Some clubs are fortunate, they have benefactors with bulging wallets, but even those sponsors are recognising that the health of the club game demands financial planning, not splurging.
“Rugby is not that young a professional sport now,” says the Wasps chief executive, Nick Eastwood, whose club were within a few minutes of being declared bankrupt six years ago. “We are in late adolescence. We should have grown up and learned our lessons. The game can become sustainable but only if we collectively make the correct decisions in the next four years and get costs under control.”
Without a doubt, the Premiership games do generate spectator interest. The average for the final round of last season was 11,860, with all six matches attracting 10,000 fans or more. But those crowds are still very small compared to other spectator sports, and certainly do not generate the kind of revenue that will put the game (and the clubs) in the black.
Premiership Clubs have realised that the constant recruitment drives, across both national and international markets, serves only to drive up the wage bill, without providing a concomitant increase in revenues. This realisation has resulted in the clubs starting to focus on recruiting players locally and from their own development academies. Simply – your own people are cheaper than imports!
Saracens have put their leading players and coaches on long‑term contracts. Gloucester and Northampton have reduced the size of their squads, replacing reserve players with academy graduates; and Worcester, whose financial performance last year was the worst of the 12, have drawn up a new financial plan.
In the past Premiership clubs have gone to the wall – Bedford, Richmond, London Scottish, Bristol and, most recently, London Welsh have all gone. The survivors have to make changes to their business model and staff bill if they do not want to follow suit.
Across the world Professional Rugby has to take a very long and hard look at itself.
The game is strangling itself to death financially.
Mega-wage packets are simply unaffordable and contribute to what could easily become the death spiral of the game.
The game is in trouble, and needs to be fixed, quickly.
Somehow, somewhere, sanity must prevail and wage and benefit packages must reflect the reality of a game in financial trouble.
Somewhere, somehow, those that are tasked with administering the game must make the necessary changes that will make the game an attractive and entertaining option for television viewers and those who want to watch live sport. Change the Laws that are slowing the game and strangling interest.
We stand at the mythical Crossroads, and I can hear the guitars playing.
Rugby has sold its soul to the Devil, a deal that was made back in 1995 at the crossroads where amateurism and professionalism crossed paths. It was a deal that promised many benefits, in the form of massive broadcasting deals, huge salary packages for the players, and superior quality rugby for the supporters and fans.
And it is a deal that has not worked out nearly as well as expected.

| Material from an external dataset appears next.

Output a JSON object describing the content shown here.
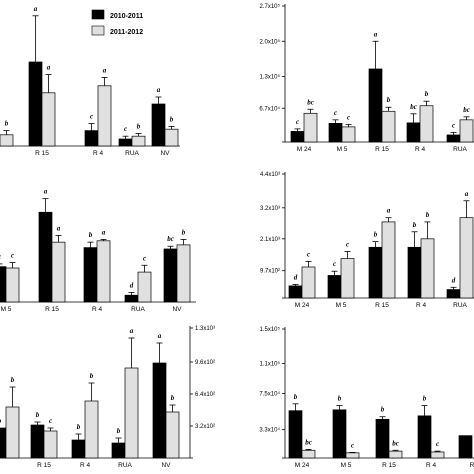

Rugby stands at those crossroads once again, with the offer of redemption if something is done to rectify the contract with the Devil, or the game faces eventual oblivion.
Which direction will rugby take?
I do not wish to be a witness to the demise of a game that has enthralled me for as long as I can remember, but I fear that the writing is on the wall, if you care to read it.
(Which brings to mind yet another iconic movie – the one titled Titanic!)